Penn Medicine OnDemand
Penn Medicine Center for Connected Care
Office of the Chief Medical Information Officer
The Wharton School
UPHS Quality & Patient Safety Award, 2018
Milton W. Hamolsky Jr. Faculty Member Scientific Presentation Award Finalist, SGIM National Meeting
Seeing a primary care physician (PCP) urgently isn't always easy, especially if the practice is not close to where you work, you work long hours that are not conducive to daytime appointments, or you're not an established patient.
When we started work on this project, one in five employees at Penn Medicine was visiting the emergency department (ED) each year, with a significant percentage qualifying as avoidable visits.
Self-insured employers like Penn Medicine are interested in reducing avoidable ED visits. Directing employees to higher-value care can improve satisfaction and outcomes, decrease unnecessary utilization, and reduce benefits costs.
Penn Medicine OnDemand (PMOD) is a fully scaled virtual telemedicine practice operated by Penn Medicine’s Center for Connected Care. Providers are available 24 hours a day, seven days a week, 365 days a year.
PMOD makes it easy for users to obtain care when they need it, regardless of physical location, using video visits. When an in-person, office-based appointment with a care provider is required, PMOD providers help users schedule an in-person appointment at a time and location that is convenient for them.
In its first two years serving the 60,000 covered lives under the Penn Medicine insurance plan, PMOD conducted more than 7,200 clinical encounters, saved the health system over $1.5 million in avoidable ED or urgent care visits, saved employees over $425,000 in copays, and substantially increased the number of employees establishing primary care within Penn Medicine.
On January 1, 2020, PMOD began offering service to the general public.

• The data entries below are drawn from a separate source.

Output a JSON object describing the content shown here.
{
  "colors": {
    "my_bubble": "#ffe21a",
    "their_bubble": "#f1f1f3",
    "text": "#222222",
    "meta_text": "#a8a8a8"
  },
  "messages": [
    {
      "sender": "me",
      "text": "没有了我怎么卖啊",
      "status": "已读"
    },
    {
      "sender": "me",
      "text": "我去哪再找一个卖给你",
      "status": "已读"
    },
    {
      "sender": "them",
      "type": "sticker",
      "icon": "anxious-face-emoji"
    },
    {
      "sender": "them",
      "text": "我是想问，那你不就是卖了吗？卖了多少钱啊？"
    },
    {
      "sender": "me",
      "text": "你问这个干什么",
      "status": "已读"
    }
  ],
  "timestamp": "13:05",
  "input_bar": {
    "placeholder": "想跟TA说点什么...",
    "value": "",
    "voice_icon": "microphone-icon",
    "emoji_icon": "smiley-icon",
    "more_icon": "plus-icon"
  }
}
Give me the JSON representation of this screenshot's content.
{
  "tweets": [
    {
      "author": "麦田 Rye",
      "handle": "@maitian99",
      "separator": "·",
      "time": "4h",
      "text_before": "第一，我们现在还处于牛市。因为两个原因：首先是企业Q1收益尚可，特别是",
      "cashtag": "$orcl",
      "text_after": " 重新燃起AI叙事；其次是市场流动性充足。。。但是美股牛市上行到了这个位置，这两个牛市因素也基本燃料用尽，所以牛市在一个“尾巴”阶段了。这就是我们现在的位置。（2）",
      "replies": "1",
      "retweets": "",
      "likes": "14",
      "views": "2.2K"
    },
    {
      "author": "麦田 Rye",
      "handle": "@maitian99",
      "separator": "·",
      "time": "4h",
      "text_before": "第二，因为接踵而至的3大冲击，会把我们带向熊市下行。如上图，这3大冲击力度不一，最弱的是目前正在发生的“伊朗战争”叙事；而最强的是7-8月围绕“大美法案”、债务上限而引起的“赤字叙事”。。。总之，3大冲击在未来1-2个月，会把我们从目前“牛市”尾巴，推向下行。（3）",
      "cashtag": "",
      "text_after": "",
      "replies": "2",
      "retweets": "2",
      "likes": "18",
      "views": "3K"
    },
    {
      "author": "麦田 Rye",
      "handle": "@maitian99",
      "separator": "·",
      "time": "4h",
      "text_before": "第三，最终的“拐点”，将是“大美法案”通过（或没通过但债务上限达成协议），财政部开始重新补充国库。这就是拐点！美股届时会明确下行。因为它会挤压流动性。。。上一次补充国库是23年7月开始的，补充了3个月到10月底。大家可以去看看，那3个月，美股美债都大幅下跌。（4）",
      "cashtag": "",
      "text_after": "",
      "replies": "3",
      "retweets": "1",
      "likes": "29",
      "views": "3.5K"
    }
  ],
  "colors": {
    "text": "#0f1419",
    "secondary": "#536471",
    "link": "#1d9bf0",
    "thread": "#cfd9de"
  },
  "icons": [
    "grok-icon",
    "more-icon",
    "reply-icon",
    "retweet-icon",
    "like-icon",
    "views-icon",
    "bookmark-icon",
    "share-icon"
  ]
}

In March of that year, PMOD became a critical tool used by Penn Medicine to keep patients and providers safe during the COVID-19 pandemic. At the outset of the pandemic, the team adapted in real-time to handle the increased volume – with daily calls skyrocketing from 50-60 to more than 400.
Fake back end
Fake back end
Fake back end
It is essential to validate feasibility and understand user needs before investing in the design and development of a product or service.
A fake back end is a temporary, usually unsustainable, structure that presents as a real service to users but is not fully developed on the back end.
Fake back ends can help you answer the questions, "What happens if people use this?" and "Does this move the needle?"
As opposed to fake front ends, fake back ends can produce a real outcome for target users on a small scale. For example, suppose you pretend to be the automated back end of a two-way texting service during a pilot. In that case, the user will receive answers from the service, just ones generated by you instead of automation.
Fake back end
We launched and marketed a simple landing page offering Penn Medicine employees access to free virtual care and engaged a pool of clinical partners to triage appointments over three months. When requests came in, we manually routed phone calls to providers based on a preset schedule.
Piloting the service as a fake back end helped us learn about demand, feasibility, and viability. It also enabled us to collect insights about user needs, behaviors, and what kind of staff would be needed to support a permanent service. Finally, findings from this pilot helped us secure executive support for PMOD and informed the program's design at scale.
We ran a vapor test in the initial pilot to learn more about how people wanted to connect with care providers. Specifically, we wanted to test our hypothesis that patients would prefer video visits.
The pilot landing page offered Penn Medicine employees the option to call, video conference, or chat with providers. At the time, we were only equipped to treat patients over the phone. If a user requested a video conference or chat, a message popped up, notifying them that the service they selected was not yet available but that they could be connected immediately with a provider for a phone encounter.
During the pilot, 56 percent of patients chose the chat option compared to 26 percent for video and 18 percent for phone calls. However, follow-up surveys revealed that 67 percent of patients were satisfied with the phone encounter after speaking with a provider. During debriefs, pilot providers indicated that they felt that video visits would very rarely have changed treatment plans for patients.
These insights helped the team discern what functionality was necessary for the program's first iteration at scale.